Cependant, on ne s’explique pas l’absence de l’île Maurice à cette importante réunion régionale. Les autres pays-membres, Madagascar, les Seychelles, la Réunion, les Comores sont représentés à l’échelon ministériel. Le ministre mauricien du Tourisme avait choisi en début d’année de ne pas se rendre au Carnaval de Victoria, un évènement qui figure pourtant au calendrier des îles Vanille, et la participation de la délégation mauricienne à ce carnaval haut en couleurs, qui a l’ambition de devenir le carnaval des carnavals, avait été décidée à la dernière minute. Le ministre Sik-Yuen récidive puisqu’il a décidé de bouder cette réunion sur le sol malgache. Ce qui représente aux yeux de nos populations un affront à la présidence seychelloise et à nos partenaires malgaches qui accueillent cette réunion.

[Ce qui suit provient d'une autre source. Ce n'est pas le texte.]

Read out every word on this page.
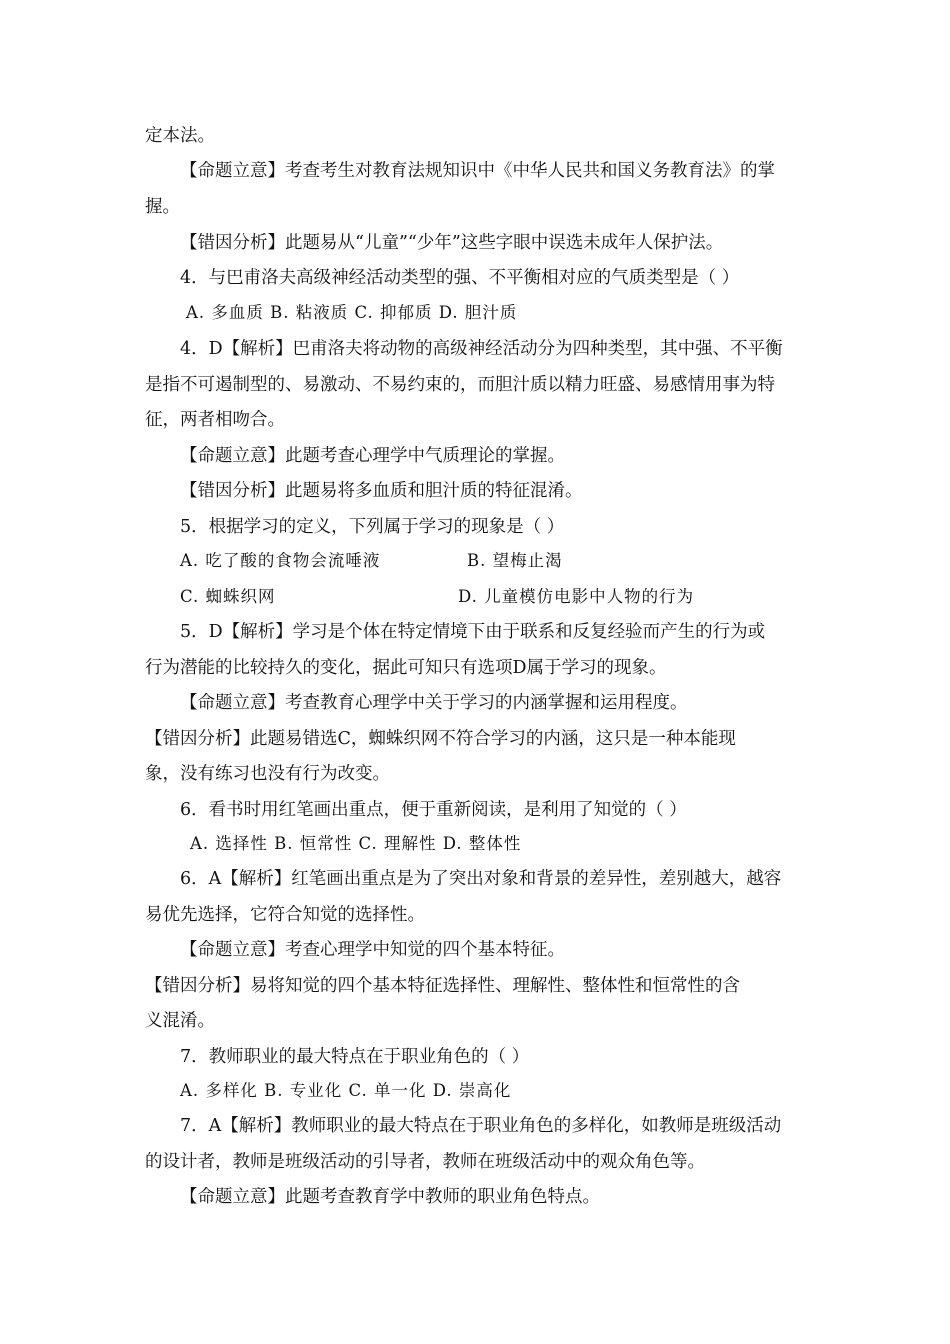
定本法。
【命题立意】考查考生对教育法规知识中《中华人民共和国义务教育法》的掌
握。
【错因分析】此题易从“儿童”“少年”这些字眼中误选未成年人保护法。
4．与巴甫洛夫高级神经活动类型的强、不平衡相对应的气质类型是（ ）
A. 多血质 B. 粘液质 C. 抑郁质 D. 胆汁质
4．D【解析】巴甫洛夫将动物的高级神经活动分为四种类型，其中强、不平衡
是指不可遏制型的、易激动、不易约束的，而胆汁质以精力旺盛、易感情用事为特
征，两者相吻合。
【命题立意】此题考查心理学中气质理论的掌握。
【错因分析】此题易将多血质和胆汁质的特征混淆。
5．根据学习的定义，下列属于学习的现象是（ ）
A. 吃了酸的食物会流唾液	B. 望梅止渴
C. 蜘蛛织网	D. 儿童模仿电影中人物的行为
5．D【解析】学习是个体在特定情境下由于联系和反复经验而产生的行为或
行为潜能的比较持久的变化，据此可知只有选项D属于学习的现象。
【命题立意】考查教育心理学中关于学习的内涵掌握和运用程度。
【错因分析】此题易错选C，蜘蛛织网不符合学习的内涵，这只是一种本能现
象，没有练习也没有行为改变。
6．看书时用红笔画出重点，便于重新阅读，是利用了知觉的（ ）
A. 选择性 B. 恒常性 C. 理解性 D. 整体性
6．A【解析】红笔画出重点是为了突出对象和背景的差异性，差别越大，越容
易优先选择，它符合知觉的选择性。
【命题立意】考查心理学中知觉的四个基本特征。
【错因分析】易将知觉的四个基本特征选择性、理解性、整体性和恒常性的含
义混淆。
7．教师职业的最大特点在于职业角色的（ ）
A. 多样化 B. 专业化 C. 单一化 D. 崇高化
7．A【解析】教师职业的最大特点在于职业角色的多样化，如教师是班级活动
的设计者，教师是班级活动的引导者，教师在班级活动中的观众角色等。
【命题立意】此题考查教育学中教师的职业角色特点。
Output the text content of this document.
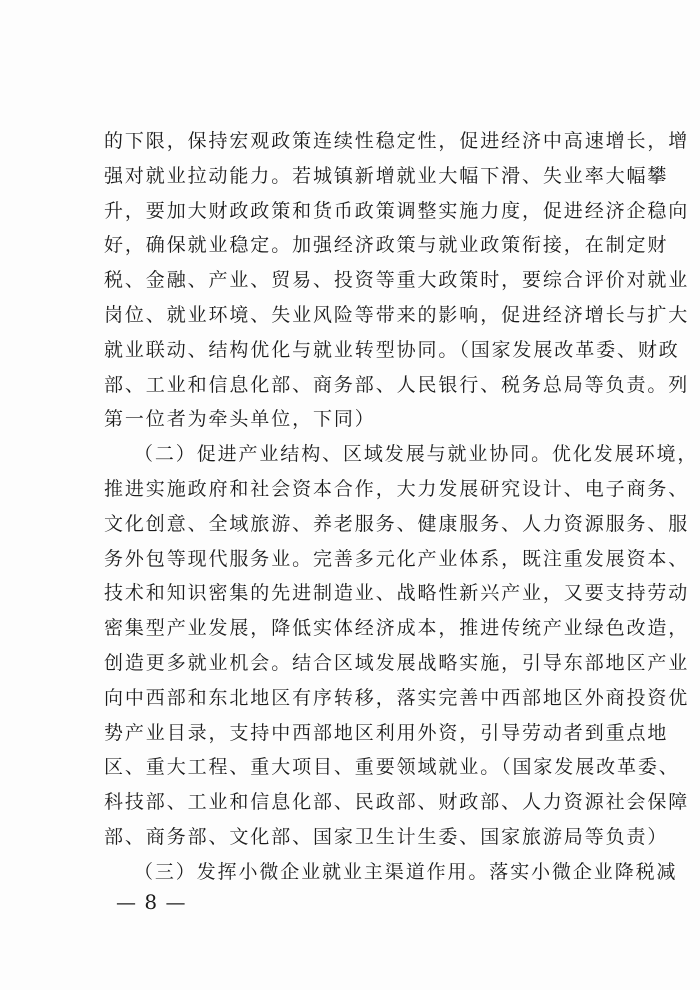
的下限，保持宏观政策连续性稳定性，促进经济中高速增长，增
强对就业拉动能力。若城镇新增就业大幅下滑、失业率大幅攀
升，要加大财政政策和货币政策调整实施力度，促进经济企稳向
好，确保就业稳定。加强经济政策与就业政策衔接，在制定财
税、金融、产业、贸易、投资等重大政策时，要综合评价对就业
岗位、就业环境、失业风险等带来的影响，促进经济增长与扩大
就业联动、结构优化与就业转型协同。（国家发展改革委、财政
部、工业和信息化部、商务部、人民银行、税务总局等负责。列
第一位者为牵头单位，下同）
（二）促进产业结构、区域发展与就业协同。优化发展环境，
推进实施政府和社会资本合作，大力发展研究设计、电子商务、
文化创意、全域旅游、养老服务、健康服务、人力资源服务、服
务外包等现代服务业。完善多元化产业体系，既注重发展资本、
技术和知识密集的先进制造业、战略性新兴产业，又要支持劳动
密集型产业发展，降低实体经济成本，推进传统产业绿色改造，
创造更多就业机会。结合区域发展战略实施，引导东部地区产业
向中西部和东北地区有序转移，落实完善中西部地区外商投资优
势产业目录，支持中西部地区利用外资，引导劳动者到重点地
区、重大工程、重大项目、重要领域就业。（国家发展改革委、
科技部、工业和信息化部、民政部、财政部、人力资源社会保障
部、商务部、文化部、国家卫生计生委、国家旅游局等负责）
（三）发挥小微企业就业主渠道作用。落实小微企业降税减
— 8 —
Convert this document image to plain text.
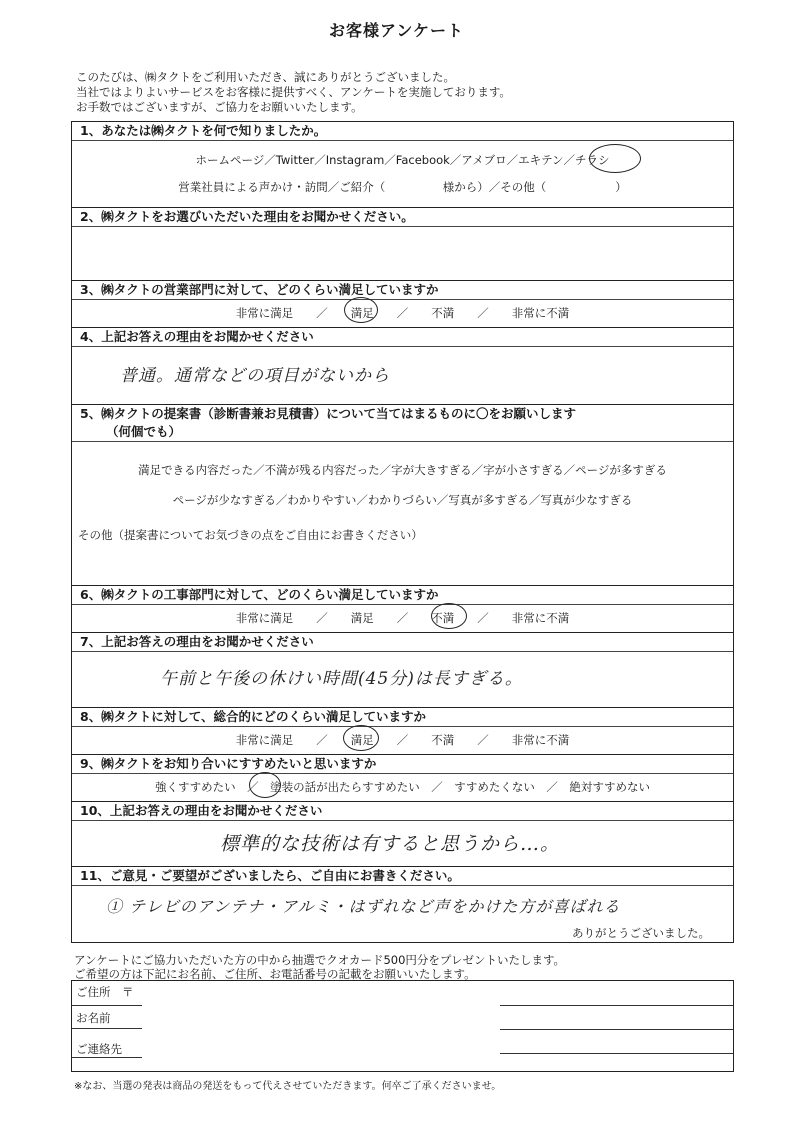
お客様アンケート
このたびは、㈱タクトをご利用いただき、誠にありがとうございました。
当社ではよりよいサービスをお客様に提供すべく、アンケートを実施しております。
お手数ではございますが、ご協力をお願いいたします。
1、あなたは㈱タクトを何で知りましたか。
ホームページ／Twitter／Instagram／Facebook／アメブロ／エキテン／チラシ
営業社員による声かけ・訪問／ご紹介（　　　　　様から）／その他（　　　　　　）
2、㈱タクトをお選びいただいた理由をお聞かせください。
3、㈱タクトの営業部門に対して、どのくらい満足していますか
非常に満足　　／　　満足　　／　　不満　　／　　非常に不満
4、上記お答えの理由をお聞かせください
普通。通常などの項目がないから
5、㈱タクトの提案書（診断書兼お見積書）について当てはまるものに〇をお願いします
（何個でも）
満足できる内容だった／不満が残る内容だった／字が大きすぎる／字が小さすぎる／ページが多すぎる
ページが少なすぎる／わかりやすい／わかりづらい／写真が多すぎる／写真が少なすぎる
その他（提案書についてお気づきの点をご自由にお書きください）
6、㈱タクトの工事部門に対して、どのくらい満足していますか
非常に満足　　／　　満足　　／　　不満　　／　　非常に不満
7、上記お答えの理由をお聞かせください
午前と午後の休けい時間(45分)は長すぎる。
8、㈱タクトに対して、総合的にどのくらい満足していますか
非常に満足　　／　　満足　　／　　不満　　／　　非常に不満
9、㈱タクトをお知り合いにすすめたいと思いますか
強くすすめたい　／　塗装の話が出たらすすめたい　／　すすめたくない　／　絶対すすめない
10、上記お答えの理由をお聞かせください
標準的な技術は有すると思うから…。
11、ご意見・ご要望がございましたら、ご自由にお書きください。
① テレビのアンテナ・アルミ・はずれなど声をかけた方が喜ばれる
ありがとうございました。
アンケートにご協力いただいた方の中から抽選でクオカード500円分をプレゼントいたします。
ご希望の方は下記にお名前、ご住所、お電話番号の記載をお願いいたします。
ご住所　〒
お名前
ご連絡先
※なお、当選の発表は商品の発送をもって代えさせていただきます。何卒ご了承くださいませ。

L’attitude de Maurice est incompréhensible d’autant qu’en ces temps de morosité économique internationale, les Iles Vanille sont destinées à assurer une plus grande visibilité à nos destinations, à mettre en lumière les couleurs, les particularités de nos îles. Le ministre seychellois du Tourisme et de la Culture a raison de souligner “the uniqueness and strengths of the region as a whole as well as the opportunities that exist to further develop existing markets and break into new markets by offering dynamic combination packages”. Et c’est bien vrai que notre accueil proverbial, nos plages, nos populations diverses, nos cultures multiples sont bien des atouts à mettre en évidence. Et comme on le dit toujours, l’union fait la force. C’est que ne semble pas comprendre l’île Maurice qui choisit l’équivoque, le malentendu en opposition à la clarté de ses choix, à la coopération régionale. Et loin du postulat, de la stratégie, des plans d’avenir, et des actions de la Commission de l’Océan Indien.
Il est certain que l’Europe demeurera pour longtemps encore notre principal marché émetteur, attiré par les atouts, les originalités de nos destinations. Bien sûr en accueillant bientôt les Maldives et dans un avenir, que nous espérons pas trop lointain, le Zanzibar, les Iles Vanille ont une belle carte à jouer pour rendre nos destinations plus visibles aux yeux de l’Asie, des pays émergents. Car en ces temps de difficultés économiques qui tétanisent la Zone Euro, l’heure est aussi à la diversification de nos marchés. Les Iles Vanille devraient pouvoir également, maintenant que la menace des pirates somaliens semble contenue, atténuée, voire contrôlée, jouer la carte des croisières dans notre région. Les Caraïbes nous montrent le chemin à suivre dans ce domaine. Ce qui assurera une connectivité accrue entre nos îles. Il s’agit aussi d’insérer la culture au coeur de nos industries touristiques, nos populations, les petits opérateurs économiques l’environnement au nombre de nos préoccupations nationales.